O Estado de São Paulo, n. 46530, 10/03/2021. Política, p.A4

 

 

 

STF avança em julgamento sobre suspeição de Moro

 

 

 

 

Lava Jato. Gilmar Mendes contraria Fachin e leva para análise da 2ª Turma acusação de parcialidade do ex-juiz ao condenar Lula; com placar em 2 a 2, Nunes Marques adia desfecho

 

BRASÍLIA

 

O ministro do Supremo Tribunal Federal Gilmar Mendes contrariou o relator da Lava Jato, Edson Fachin, e levou ontem para julgamento a discussão sobre a parcialidade do ex-juiz Sérgio Moro ao condenar o ex-presidente Luiz Inácio Lula da Silva na ação do triplex do Guarujá. Após horas de discussão, porém, com placar empatado em 2 a 2, a Segunda Turma do Supremo adiou a conclusão do caso. O julgamento foi interrompido por um pedido de vista (mais tempo para análise) do ministro Kassio Nunes Marques, indicado pelo presidente Jair Bolsonaro para a Corte.

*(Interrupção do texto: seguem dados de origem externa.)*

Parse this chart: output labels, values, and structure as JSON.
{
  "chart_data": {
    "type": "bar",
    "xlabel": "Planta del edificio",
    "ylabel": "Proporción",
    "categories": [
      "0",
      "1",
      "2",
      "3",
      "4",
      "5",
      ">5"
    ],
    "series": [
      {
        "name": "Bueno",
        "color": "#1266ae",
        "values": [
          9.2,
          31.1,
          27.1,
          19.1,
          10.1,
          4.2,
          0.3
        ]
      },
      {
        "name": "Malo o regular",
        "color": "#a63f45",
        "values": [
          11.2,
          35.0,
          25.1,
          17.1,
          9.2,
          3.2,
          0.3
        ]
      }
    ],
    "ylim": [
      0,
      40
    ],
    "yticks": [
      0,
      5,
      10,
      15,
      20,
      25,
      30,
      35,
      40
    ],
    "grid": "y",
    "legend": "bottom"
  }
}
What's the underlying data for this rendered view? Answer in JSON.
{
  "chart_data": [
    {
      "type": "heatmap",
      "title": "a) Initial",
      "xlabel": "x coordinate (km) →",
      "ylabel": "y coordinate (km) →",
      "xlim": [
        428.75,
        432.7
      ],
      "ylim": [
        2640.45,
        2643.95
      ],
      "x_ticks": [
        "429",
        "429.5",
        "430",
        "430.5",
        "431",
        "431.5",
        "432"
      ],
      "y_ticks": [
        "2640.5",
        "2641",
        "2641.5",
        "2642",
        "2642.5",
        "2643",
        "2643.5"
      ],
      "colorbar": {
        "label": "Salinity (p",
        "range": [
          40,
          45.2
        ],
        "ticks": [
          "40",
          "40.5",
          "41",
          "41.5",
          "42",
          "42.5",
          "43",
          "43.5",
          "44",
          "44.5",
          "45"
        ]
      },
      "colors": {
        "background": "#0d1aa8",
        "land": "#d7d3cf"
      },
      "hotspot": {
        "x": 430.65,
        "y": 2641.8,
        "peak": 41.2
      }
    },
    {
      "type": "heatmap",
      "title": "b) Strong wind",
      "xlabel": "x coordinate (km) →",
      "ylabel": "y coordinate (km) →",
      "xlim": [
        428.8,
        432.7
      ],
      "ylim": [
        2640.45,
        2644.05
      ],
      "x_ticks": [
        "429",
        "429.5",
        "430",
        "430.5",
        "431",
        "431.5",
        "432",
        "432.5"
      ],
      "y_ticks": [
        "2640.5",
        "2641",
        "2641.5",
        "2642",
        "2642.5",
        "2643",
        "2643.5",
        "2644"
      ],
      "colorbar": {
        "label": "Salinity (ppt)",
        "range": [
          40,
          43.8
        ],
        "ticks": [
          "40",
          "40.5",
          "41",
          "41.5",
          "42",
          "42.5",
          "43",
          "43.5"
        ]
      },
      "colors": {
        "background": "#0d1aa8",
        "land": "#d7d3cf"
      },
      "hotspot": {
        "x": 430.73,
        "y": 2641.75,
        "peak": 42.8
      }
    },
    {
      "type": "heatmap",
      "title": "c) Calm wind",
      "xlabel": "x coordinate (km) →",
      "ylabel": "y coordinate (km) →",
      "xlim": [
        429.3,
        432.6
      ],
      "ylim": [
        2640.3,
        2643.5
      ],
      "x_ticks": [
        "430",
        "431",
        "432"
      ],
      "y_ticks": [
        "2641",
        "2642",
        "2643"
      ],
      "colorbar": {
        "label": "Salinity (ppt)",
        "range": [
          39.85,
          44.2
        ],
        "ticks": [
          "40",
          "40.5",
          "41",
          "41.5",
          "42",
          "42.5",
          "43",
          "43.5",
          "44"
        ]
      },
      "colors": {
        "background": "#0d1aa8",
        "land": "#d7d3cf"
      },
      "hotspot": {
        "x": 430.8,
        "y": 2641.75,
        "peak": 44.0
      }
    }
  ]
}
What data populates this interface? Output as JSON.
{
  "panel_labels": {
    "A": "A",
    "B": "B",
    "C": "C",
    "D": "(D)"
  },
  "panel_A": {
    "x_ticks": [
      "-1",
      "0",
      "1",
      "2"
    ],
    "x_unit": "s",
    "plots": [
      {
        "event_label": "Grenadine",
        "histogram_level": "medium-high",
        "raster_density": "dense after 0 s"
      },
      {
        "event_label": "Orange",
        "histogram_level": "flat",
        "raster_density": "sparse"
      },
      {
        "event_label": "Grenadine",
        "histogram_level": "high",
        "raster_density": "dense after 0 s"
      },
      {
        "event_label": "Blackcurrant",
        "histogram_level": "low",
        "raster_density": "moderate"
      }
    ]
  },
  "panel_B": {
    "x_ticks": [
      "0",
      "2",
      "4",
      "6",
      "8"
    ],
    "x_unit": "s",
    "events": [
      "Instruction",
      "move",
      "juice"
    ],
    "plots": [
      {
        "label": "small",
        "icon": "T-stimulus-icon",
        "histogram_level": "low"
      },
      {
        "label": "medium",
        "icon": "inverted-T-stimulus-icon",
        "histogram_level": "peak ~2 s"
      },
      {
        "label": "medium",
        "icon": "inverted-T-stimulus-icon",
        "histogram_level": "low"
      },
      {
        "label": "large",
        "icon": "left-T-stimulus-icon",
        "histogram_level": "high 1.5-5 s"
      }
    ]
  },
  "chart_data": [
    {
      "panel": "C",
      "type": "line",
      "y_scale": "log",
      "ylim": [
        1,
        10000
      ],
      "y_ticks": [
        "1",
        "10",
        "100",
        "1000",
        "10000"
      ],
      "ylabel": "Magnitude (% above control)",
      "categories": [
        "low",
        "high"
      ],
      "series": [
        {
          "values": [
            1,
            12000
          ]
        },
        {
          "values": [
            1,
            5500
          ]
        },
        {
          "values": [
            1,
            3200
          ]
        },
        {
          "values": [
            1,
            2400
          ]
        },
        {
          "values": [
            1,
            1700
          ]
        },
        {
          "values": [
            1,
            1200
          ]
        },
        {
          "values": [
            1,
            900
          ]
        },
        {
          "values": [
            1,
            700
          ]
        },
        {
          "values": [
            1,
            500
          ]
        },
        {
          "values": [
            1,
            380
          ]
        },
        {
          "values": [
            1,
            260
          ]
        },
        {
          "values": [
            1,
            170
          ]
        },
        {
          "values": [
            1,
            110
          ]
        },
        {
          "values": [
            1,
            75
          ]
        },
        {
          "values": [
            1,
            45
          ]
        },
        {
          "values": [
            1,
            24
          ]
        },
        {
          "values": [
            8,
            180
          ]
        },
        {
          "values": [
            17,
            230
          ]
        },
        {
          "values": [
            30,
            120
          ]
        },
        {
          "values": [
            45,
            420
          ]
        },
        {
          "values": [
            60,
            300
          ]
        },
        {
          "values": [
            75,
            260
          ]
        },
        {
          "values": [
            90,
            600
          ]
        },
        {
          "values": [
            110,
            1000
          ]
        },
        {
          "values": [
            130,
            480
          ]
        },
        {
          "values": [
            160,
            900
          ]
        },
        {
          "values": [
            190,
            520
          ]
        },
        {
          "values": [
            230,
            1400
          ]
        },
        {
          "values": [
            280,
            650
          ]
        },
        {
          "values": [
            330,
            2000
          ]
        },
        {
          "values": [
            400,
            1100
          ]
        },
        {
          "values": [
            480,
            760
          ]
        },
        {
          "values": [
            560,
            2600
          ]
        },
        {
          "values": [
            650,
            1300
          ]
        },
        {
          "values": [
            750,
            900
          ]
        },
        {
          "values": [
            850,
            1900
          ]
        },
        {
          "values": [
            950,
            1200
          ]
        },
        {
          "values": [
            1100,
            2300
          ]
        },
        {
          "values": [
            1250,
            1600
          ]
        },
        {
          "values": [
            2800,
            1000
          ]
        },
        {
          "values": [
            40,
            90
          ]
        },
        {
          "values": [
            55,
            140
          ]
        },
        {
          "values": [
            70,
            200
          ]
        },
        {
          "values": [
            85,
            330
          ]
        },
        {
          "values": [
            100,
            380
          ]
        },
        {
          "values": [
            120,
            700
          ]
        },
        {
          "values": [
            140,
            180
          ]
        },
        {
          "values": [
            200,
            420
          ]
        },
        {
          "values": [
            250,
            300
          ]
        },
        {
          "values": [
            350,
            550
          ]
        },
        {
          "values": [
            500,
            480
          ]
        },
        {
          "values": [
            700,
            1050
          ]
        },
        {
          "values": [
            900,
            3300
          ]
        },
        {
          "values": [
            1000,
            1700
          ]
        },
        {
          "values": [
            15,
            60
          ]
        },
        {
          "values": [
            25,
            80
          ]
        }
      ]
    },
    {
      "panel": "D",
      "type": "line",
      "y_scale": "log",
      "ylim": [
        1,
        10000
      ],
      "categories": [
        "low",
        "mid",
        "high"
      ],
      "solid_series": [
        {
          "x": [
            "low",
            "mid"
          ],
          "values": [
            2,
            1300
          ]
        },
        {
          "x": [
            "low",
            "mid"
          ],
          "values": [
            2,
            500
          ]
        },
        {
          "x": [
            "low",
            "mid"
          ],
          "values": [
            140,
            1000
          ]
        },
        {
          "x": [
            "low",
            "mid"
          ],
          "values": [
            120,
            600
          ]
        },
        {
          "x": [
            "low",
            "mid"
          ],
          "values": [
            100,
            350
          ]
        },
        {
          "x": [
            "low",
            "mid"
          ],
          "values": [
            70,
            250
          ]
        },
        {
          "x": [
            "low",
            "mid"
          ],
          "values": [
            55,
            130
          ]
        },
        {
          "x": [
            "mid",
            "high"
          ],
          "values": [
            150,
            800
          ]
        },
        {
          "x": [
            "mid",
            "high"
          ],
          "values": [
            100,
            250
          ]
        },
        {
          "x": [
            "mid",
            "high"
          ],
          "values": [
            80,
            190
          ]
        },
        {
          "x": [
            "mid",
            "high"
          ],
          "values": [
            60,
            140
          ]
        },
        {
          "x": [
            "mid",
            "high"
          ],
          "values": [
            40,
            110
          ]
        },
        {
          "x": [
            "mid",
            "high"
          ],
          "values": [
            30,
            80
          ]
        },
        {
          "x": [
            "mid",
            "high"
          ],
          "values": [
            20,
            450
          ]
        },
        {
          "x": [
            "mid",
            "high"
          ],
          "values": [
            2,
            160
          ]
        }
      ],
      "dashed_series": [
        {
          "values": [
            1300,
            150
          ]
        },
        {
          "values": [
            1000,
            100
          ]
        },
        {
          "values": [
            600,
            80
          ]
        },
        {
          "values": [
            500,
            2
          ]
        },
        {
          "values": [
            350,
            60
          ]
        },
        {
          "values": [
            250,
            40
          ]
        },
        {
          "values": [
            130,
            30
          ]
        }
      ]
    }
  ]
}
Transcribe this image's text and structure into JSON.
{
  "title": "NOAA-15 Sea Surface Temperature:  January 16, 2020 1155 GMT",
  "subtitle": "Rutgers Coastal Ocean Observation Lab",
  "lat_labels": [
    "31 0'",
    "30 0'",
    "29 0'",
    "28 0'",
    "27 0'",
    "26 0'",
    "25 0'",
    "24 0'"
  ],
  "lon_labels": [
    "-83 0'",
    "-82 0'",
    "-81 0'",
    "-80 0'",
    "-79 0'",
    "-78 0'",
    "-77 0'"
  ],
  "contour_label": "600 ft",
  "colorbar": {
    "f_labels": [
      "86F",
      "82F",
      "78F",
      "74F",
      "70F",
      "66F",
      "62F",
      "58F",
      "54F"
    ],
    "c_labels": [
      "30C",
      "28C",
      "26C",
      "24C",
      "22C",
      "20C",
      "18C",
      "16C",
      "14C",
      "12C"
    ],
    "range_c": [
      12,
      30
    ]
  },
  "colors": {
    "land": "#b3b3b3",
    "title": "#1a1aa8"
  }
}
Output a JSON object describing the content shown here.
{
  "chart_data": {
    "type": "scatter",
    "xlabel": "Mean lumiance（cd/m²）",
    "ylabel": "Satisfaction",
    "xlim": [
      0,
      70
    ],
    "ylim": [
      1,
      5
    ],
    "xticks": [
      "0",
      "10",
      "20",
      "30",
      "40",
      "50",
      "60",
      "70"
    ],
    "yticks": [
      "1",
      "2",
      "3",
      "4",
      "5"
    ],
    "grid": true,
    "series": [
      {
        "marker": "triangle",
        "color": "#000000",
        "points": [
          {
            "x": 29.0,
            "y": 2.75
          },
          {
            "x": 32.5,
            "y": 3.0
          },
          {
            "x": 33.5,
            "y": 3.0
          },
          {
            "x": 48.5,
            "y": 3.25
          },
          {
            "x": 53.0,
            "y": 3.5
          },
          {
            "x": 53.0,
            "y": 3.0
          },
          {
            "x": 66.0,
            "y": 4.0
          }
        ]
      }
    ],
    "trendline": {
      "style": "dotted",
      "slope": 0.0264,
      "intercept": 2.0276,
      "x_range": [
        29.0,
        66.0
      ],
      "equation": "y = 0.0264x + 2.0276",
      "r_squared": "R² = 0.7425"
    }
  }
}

Fachin anulou, anteontem, todas as condenações impostas a Lula na Lava Jato, tornando o petista novamente habilitado para disputar a eleição presidencial de 2022. Ao tomar essa atitude, o magistrado deu por encerrada a discussão sobre a conduta de Moro, considerando prejudicado o pedido da defesa do expresidente para que o Supremo declarasse o ex-juiz da Lava Jato parcial. Mas o gesto de Fachin acirrou os ânimos no Supremo.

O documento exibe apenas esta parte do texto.